Vemos e ouvimos políticos de pacotilha afirmar a sua intenção
de 'fazer démarches', ou criticar o poder central por
ter 'posturas demasiado soft', vemos e ouvimos empresários
de vão de escada referindo as suas 'management strategies'
que incluem um profundo 'market-research', com a definição
de 'targets' inequívocos, bem como um primoroso 'scheduling'
de 'cost-effectiveness', recorrendo a serviços de 'outsourcing',
no sentido de optimizar os 'cash-flows'... perceberam alguma
coisa?
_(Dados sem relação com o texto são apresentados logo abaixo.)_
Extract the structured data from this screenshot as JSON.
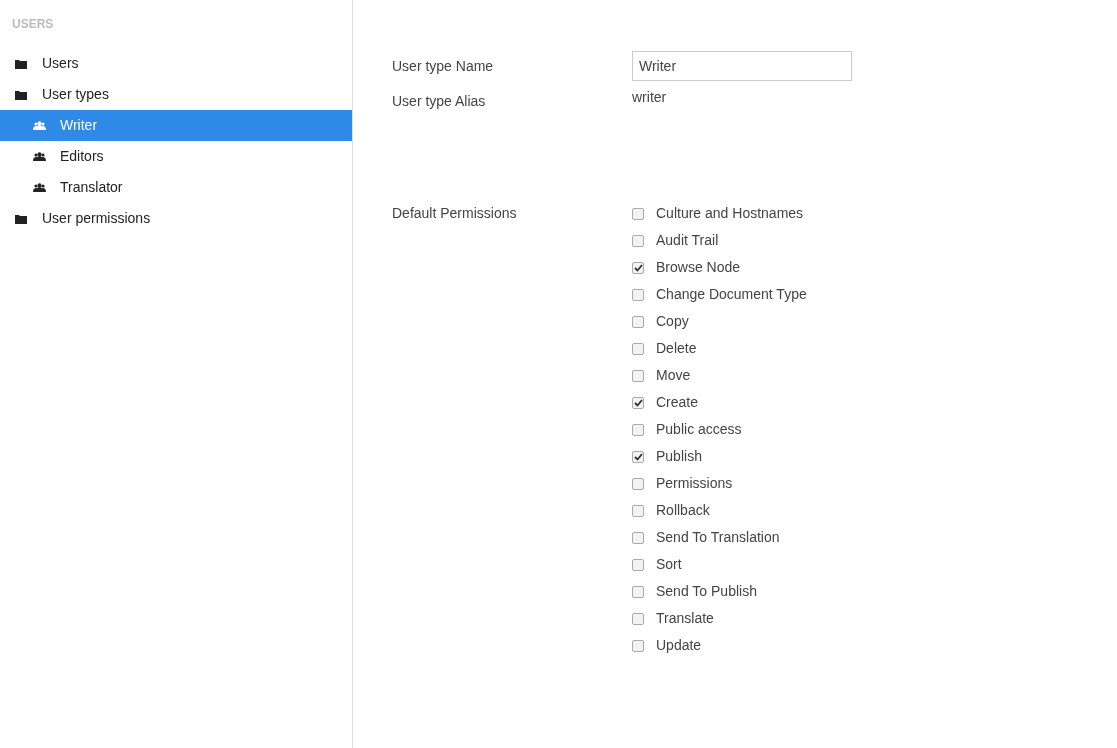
{
  "sidebar": {
    "heading": "USERS",
    "items": [
      {
        "label": "Users",
        "selected": false
      },
      {
        "label": "User types",
        "selected": false,
        "children": [
          {
            "label": "Writer",
            "selected": true
          },
          {
            "label": "Editors",
            "selected": false
          },
          {
            "label": "Translator",
            "selected": false
          }
        ]
      },
      {
        "label": "User permissions",
        "selected": false
      }
    ]
  },
  "form": {
    "name_label": "User type Name",
    "name_value": "Writer",
    "alias_label": "User type Alias",
    "alias_value": "writer",
    "permissions_label": "Default Permissions",
    "permissions": [
      {
        "label": "Culture and Hostnames",
        "checked": false
      },
      {
        "label": "Audit Trail",
        "checked": false
      },
      {
        "label": "Browse Node",
        "checked": true
      },
      {
        "label": "Change Document Type",
        "checked": false
      },
      {
        "label": "Copy",
        "checked": false
      },
      {
        "label": "Delete",
        "checked": false
      },
      {
        "label": "Move",
        "checked": false
      },
      {
        "label": "Create",
        "checked": true
      },
      {
        "label": "Public access",
        "checked": false
      },
      {
        "label": "Publish",
        "checked": true
      },
      {
        "label": "Permissions",
        "checked": false
      },
      {
        "label": "Rollback",
        "checked": false
      },
      {
        "label": "Send To Translation",
        "checked": false
      },
      {
        "label": "Sort",
        "checked": false
      },
      {
        "label": "Send To Publish",
        "checked": false
      },
      {
        "label": "Translate",
        "checked": false
      },
      {
        "label": "Update",
        "checked": false
      }
    ]
  }
}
Eu confesso que não.
Já ninguém fala Português nesta terra? Assim
como assim, ainda prefiro um 'fato' do acordo ortográfico,
a um 'fact'... e nem sou propriamente nenhum paradigma de patriotismo.
Mas peguemos num exemplo comum e num dicionário: 'sofisticação':
"acto ou efeito de sofisticar;". Fala-se, usa-se, diz-se
em qualquer situação em que nos deparemos com algo
minimamente requintado. Seja uma dama toda produzida para o baile,
seja um equipamento de ponta. É, não é?
Vamos ver ao dicionário? "Sofisticar: sofismar; subtilizar;
falsificar; adulterar; enganar; requintar ao máximo; aprimorar;"
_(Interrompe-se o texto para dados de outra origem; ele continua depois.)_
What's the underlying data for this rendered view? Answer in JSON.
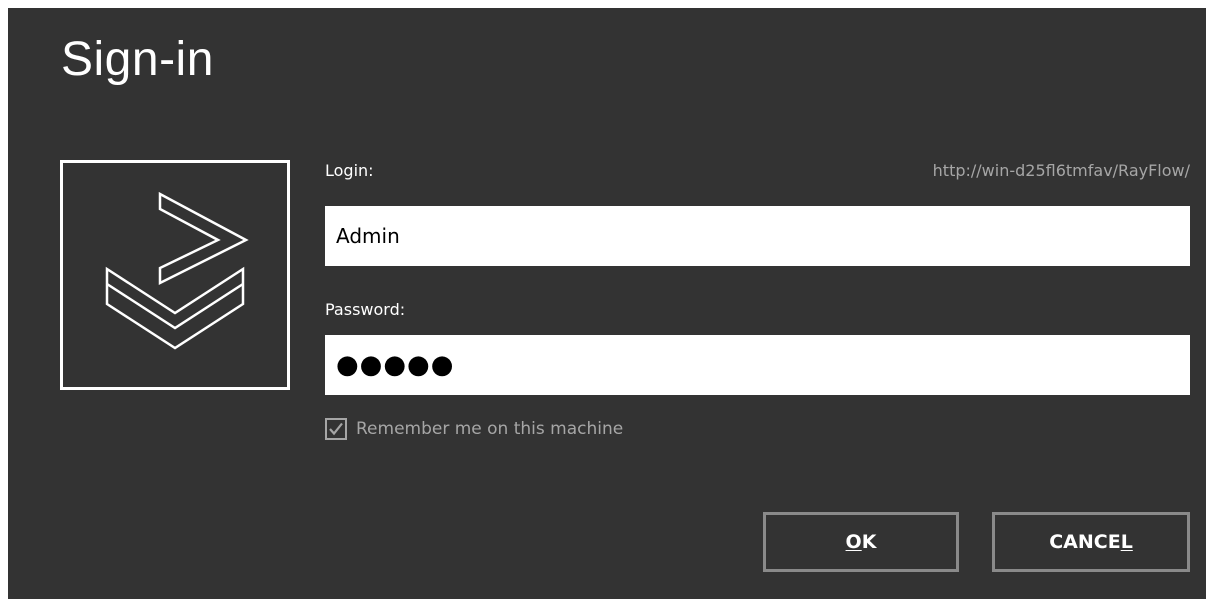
{
  "dialog": {
    "title": "Sign-in",
    "server_url": "http://win-d25fl6tmfav/RayFlow/"
  },
  "login": {
    "label": "Login:",
    "value": "Admin"
  },
  "password": {
    "label": "Password:",
    "masked_value": "●●●●●"
  },
  "remember": {
    "label": "Remember me on this machine",
    "checked": true
  },
  "buttons": {
    "ok": {
      "label": "OK",
      "mnemonic": "O",
      "rest": "K"
    },
    "cancel": {
      "label": "CANCEL",
      "prefix": "CANCE",
      "mnemonic": "L"
    }
  },
  "colors": {
    "background": "#333333",
    "text": "#ffffff",
    "muted": "#a6a6a6",
    "button_border": "#8a8a8a",
    "input_background": "#ffffff"
  },
  "icons": {
    "logo": "rayflow-logo-icon",
    "check": "checkmark-icon"
  }
}
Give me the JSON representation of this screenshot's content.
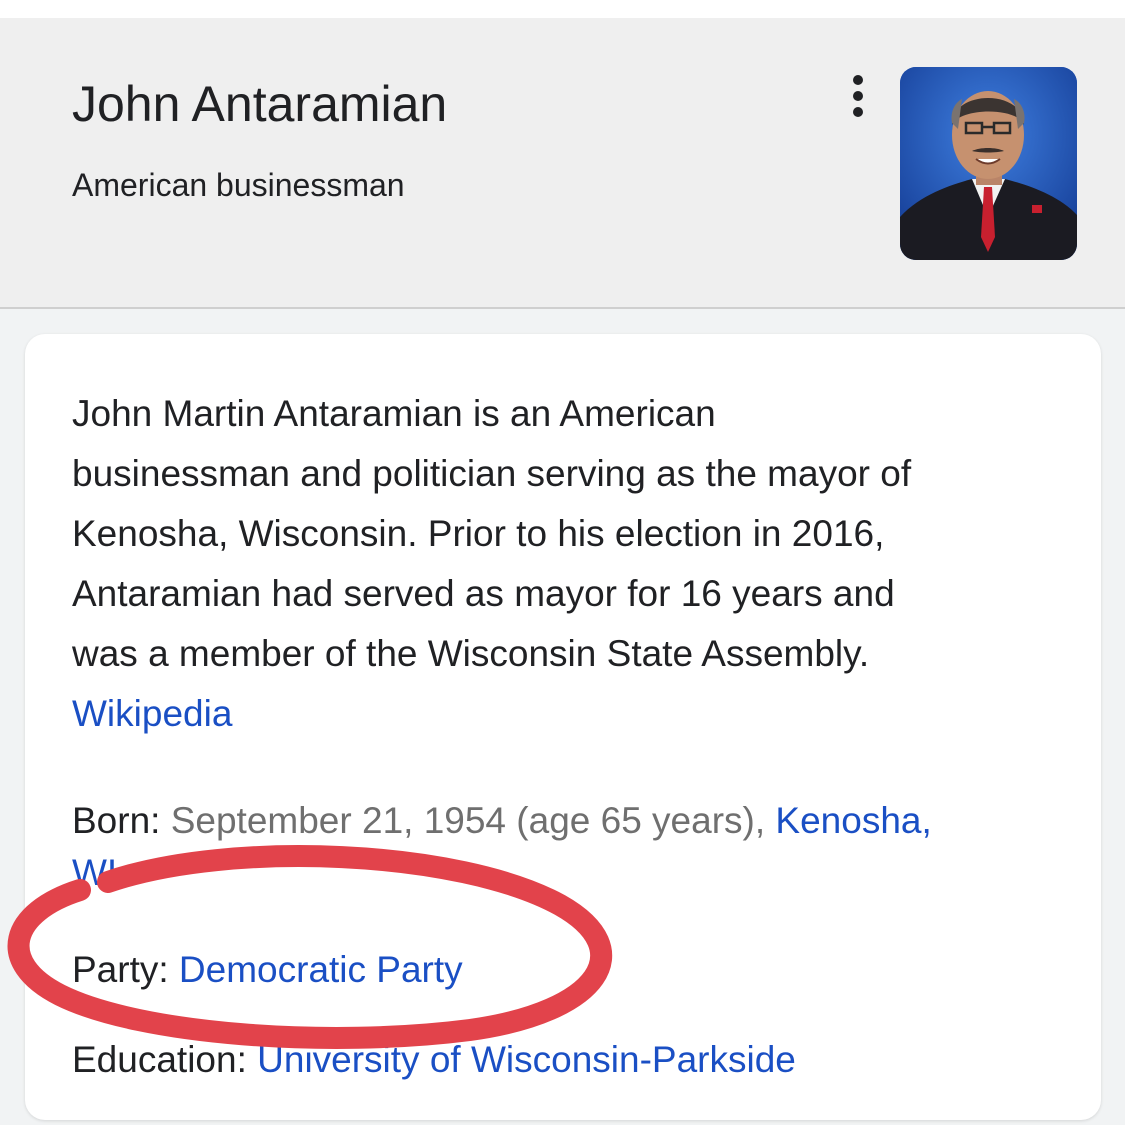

Será preciso mais? O meu telemóvel, que coisa,
um aparelho tão 'sofisticado'... é, afinal, um
aparelho 'falsificado'? E este é um termo de uso comum...
imagine-se agora o chorrilho de disparates que não estaremos
(todos) a cometer quando queremos brilhar a falar estrangeiro...
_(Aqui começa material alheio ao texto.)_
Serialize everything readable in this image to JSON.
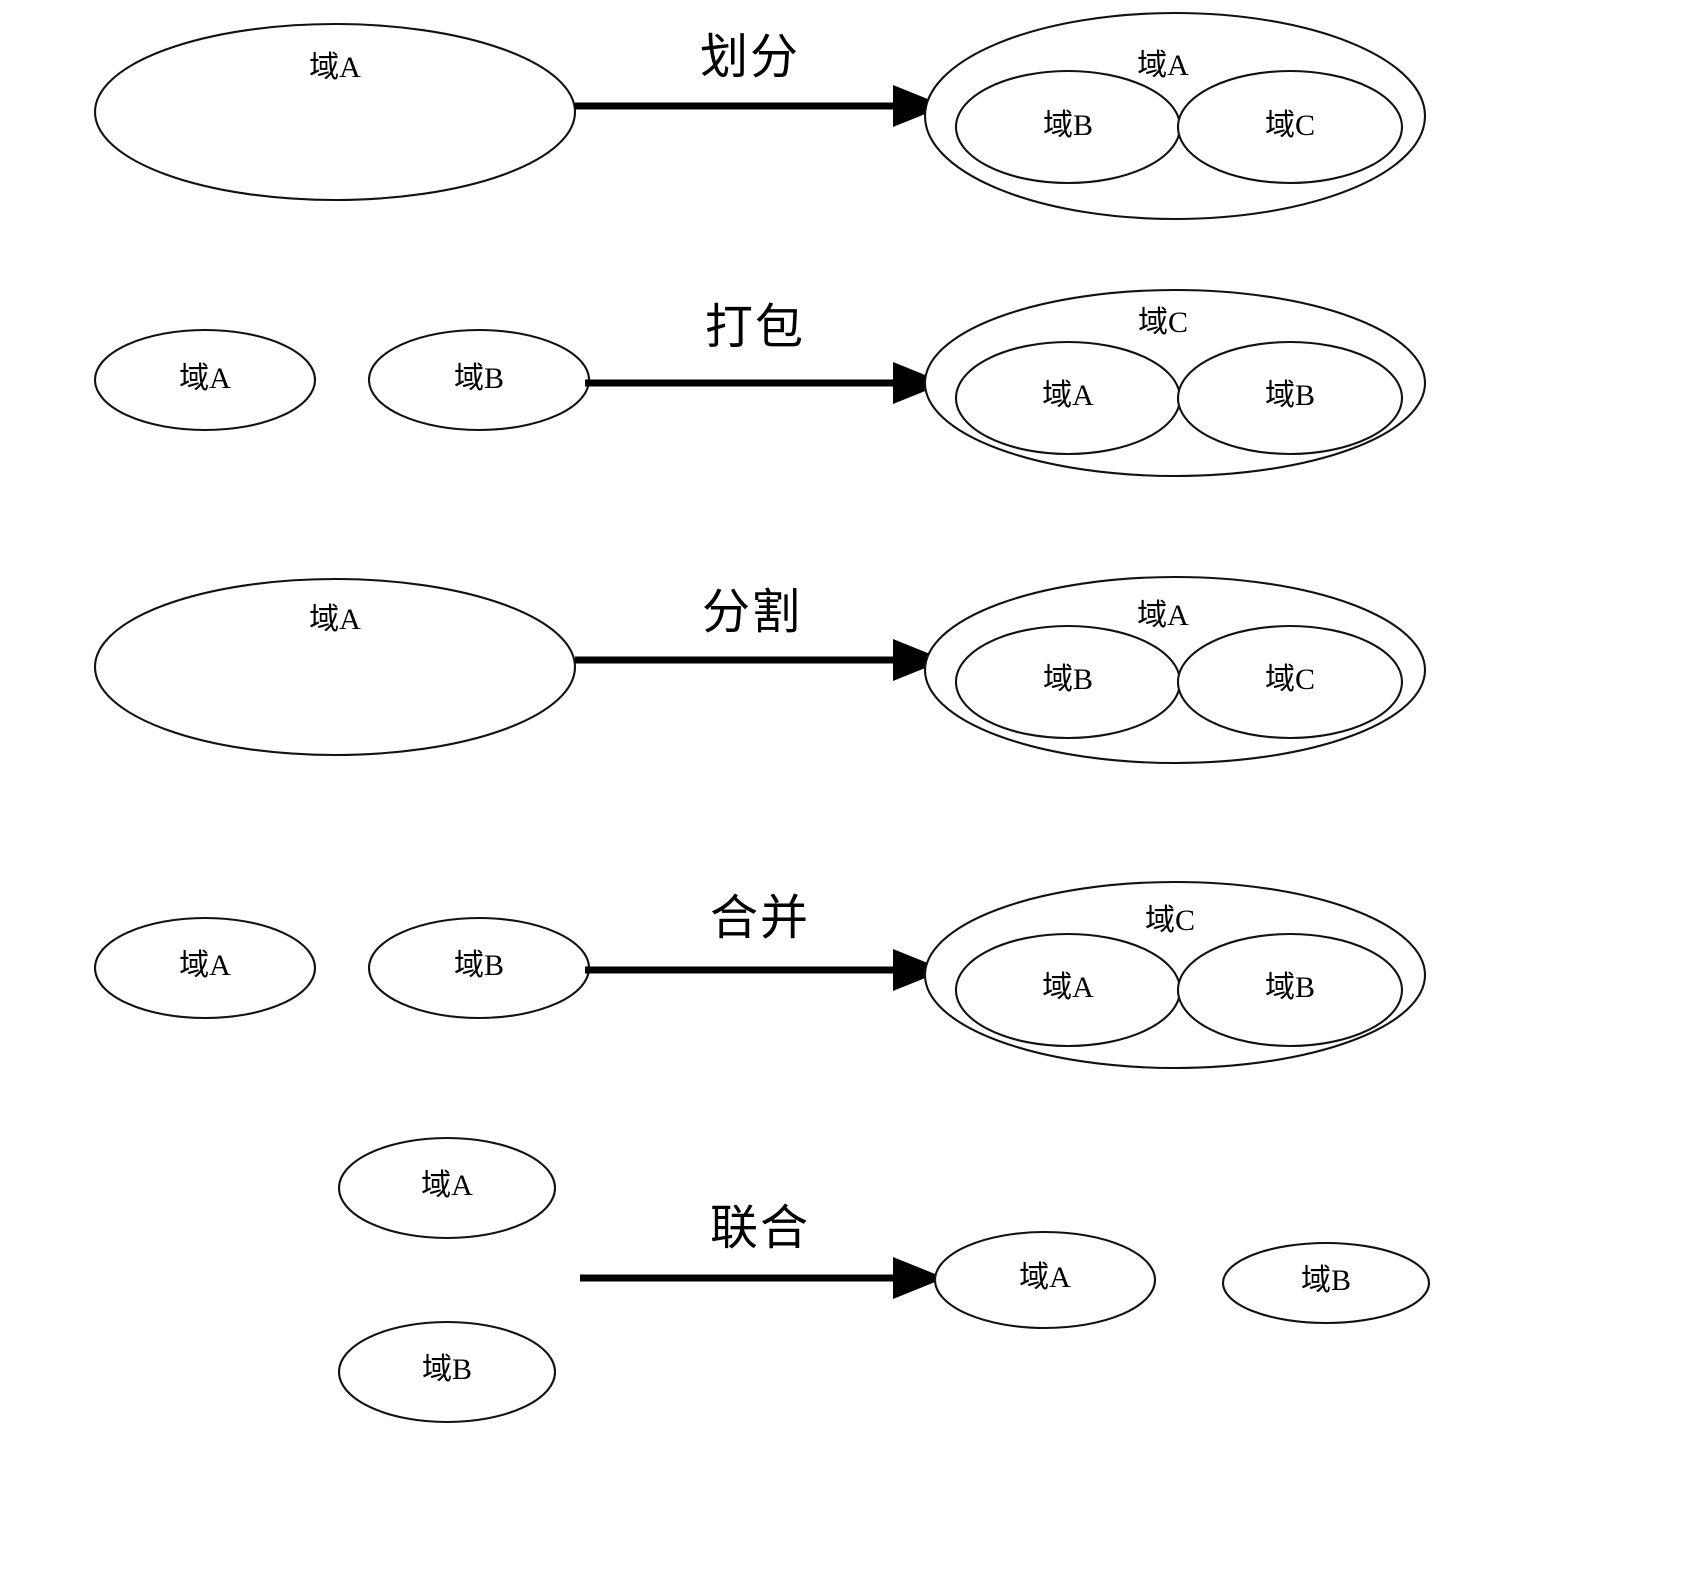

Não quero com isto arvorar-me em defensor da pureza imaculada
e virginal da nossa sacrossanta língua pátria.
Basta pensar que sou designer, e, à excepção
dos nuestros hermanos, ninguém mais se deu ao trabalho
de traduzir esse termo. É design, fica design, e pronto.
Estes dialectos de seitas profissionais (veja-se a rapaziada
que trabalha nos computadores, e tente-se entender um décimo
do que eles dizem) funcionam bem no interior dessas comunidades.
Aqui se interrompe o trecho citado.